Après avoir dirigé la Comédie de Béthune, vous avez souhaité pendant un an, aller vers d’autres aspirations, quelles sont-elles ?
Cécile Backès : J’ai éprouvé la nécessité de faire « un pas de côté » et de réorganiser mes activités. En privilégiant la transmission de l’art du théâtre. Dans cette perspective, j’ai passé les diplômes d’enseignement, DE (Diplôme d’État) et CA (Certificat d’Aptitude), ce qui m’a permis de revisiter une longue expérience artistique et pédagogique. Une expérience riche et très diversifiée, fondée sur l’enseignement du texte mais aussi sur une approche pluridisciplinaire. Dans ma pratique pédagogique, le théâtre dialogue depuis longtemps avec une approche du corps, de la danse et avec les arts visuels.

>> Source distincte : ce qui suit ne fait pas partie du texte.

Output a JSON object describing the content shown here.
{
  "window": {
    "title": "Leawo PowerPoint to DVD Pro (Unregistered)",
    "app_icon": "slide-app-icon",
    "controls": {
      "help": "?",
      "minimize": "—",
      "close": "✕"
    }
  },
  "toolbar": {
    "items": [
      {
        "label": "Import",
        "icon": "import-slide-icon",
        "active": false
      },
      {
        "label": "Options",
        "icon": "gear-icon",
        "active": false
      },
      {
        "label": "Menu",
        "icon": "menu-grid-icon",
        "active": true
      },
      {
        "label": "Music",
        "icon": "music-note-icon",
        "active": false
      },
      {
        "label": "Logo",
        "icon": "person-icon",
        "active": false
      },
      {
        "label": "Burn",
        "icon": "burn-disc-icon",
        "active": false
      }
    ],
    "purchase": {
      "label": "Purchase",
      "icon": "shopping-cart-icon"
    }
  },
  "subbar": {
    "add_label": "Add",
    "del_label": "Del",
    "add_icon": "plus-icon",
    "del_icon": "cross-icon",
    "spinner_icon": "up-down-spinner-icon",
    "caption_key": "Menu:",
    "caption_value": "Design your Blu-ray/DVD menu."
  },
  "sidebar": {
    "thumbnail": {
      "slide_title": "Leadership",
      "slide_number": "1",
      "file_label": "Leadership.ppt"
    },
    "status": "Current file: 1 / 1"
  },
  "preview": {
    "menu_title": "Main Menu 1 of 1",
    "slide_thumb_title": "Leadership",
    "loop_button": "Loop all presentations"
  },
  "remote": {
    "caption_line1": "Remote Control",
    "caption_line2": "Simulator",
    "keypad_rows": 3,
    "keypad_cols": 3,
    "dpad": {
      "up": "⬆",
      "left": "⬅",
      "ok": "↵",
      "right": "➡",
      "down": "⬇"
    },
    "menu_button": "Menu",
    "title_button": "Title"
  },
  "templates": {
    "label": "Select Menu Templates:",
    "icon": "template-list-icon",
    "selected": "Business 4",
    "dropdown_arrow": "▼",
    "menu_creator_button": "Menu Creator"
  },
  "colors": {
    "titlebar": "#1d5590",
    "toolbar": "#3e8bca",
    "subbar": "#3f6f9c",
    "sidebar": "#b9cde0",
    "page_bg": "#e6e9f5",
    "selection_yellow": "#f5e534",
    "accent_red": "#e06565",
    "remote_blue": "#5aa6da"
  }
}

Comme metteure en scène, j’ai des projets de théâtre et de radio avec France Culture. Je suis très attentive au contexte actuel, entre les effets de la pandémie et la nécessité de la transition environnementale. Ce contexte porte de nouveaux enjeux qui vont demander au secteur d’imaginer une nouvelle donne en matière de création, production et diffusion. Je souhaite y contribuer en me concentrant sur l’enseignement et l’insertion des jeunes artistes. C’est en ce sens que j’ai mené pour l’ACDN (Association des Centres Dramatiques nationaux) une mission sur l’insertion — des jeunes artistes de théâtre — qui m’a permis d’établir un état des lieux de l’offre de formation publique, aujourd’hui. De prendre conscience des réalités sociales de l’émergence. Et de formuler plusieurs propositions, en dialogue avec le réseau des CDN.
Depuis plusieurs années, la question de la formation des jeunes artistes, est au cœur de vos préoccupations. Vous souhaiteriez en faire l’un de vos champs de prédilection. Pourquoi ?
Cécile Backès : Le dialogue entre les générations me passionne, d’autant qu’il rejoint une préoccupation à l’œuvre dans d’autres secteurs culturels. Que transmettre ? Quels outils, méthodes et savoirs-faire font partie intégrante de l’histoire du théâtre et de l’histoire des arts, en général ? J’ai été formée par Antoine Vitez, dont l’enseignement, à la fois rigoureux et très ouvert, a guidé de nombreux.euses comédiennes et comédiens dans l’apprentissage de la liberté au plateau. Ce que j’ai appris de lui, je m’efforce de le redonner. Et ce que j’apprends encore aujourd’hui, c’est en dialoguant avec de jeunes artistes, engagé.e.s dans le désir de créer les formes de théâtre de leur génération. Ils et elles font du théâtre différemment, c’est sûr, et c’est nécessaire. Mais un vrai dialogue entre les générations s’opère dans le cercle de transmission. Je m’inscris donc dans une philosophie bienveillante et constructive de l’enseignement : faire confiance après avoir établi les bases de la relation pédagogique par un engagement mutuel. Confier des responsabilités aux jeunes artistes, tout en les accompagnant, fait partie du processus d’enseignement.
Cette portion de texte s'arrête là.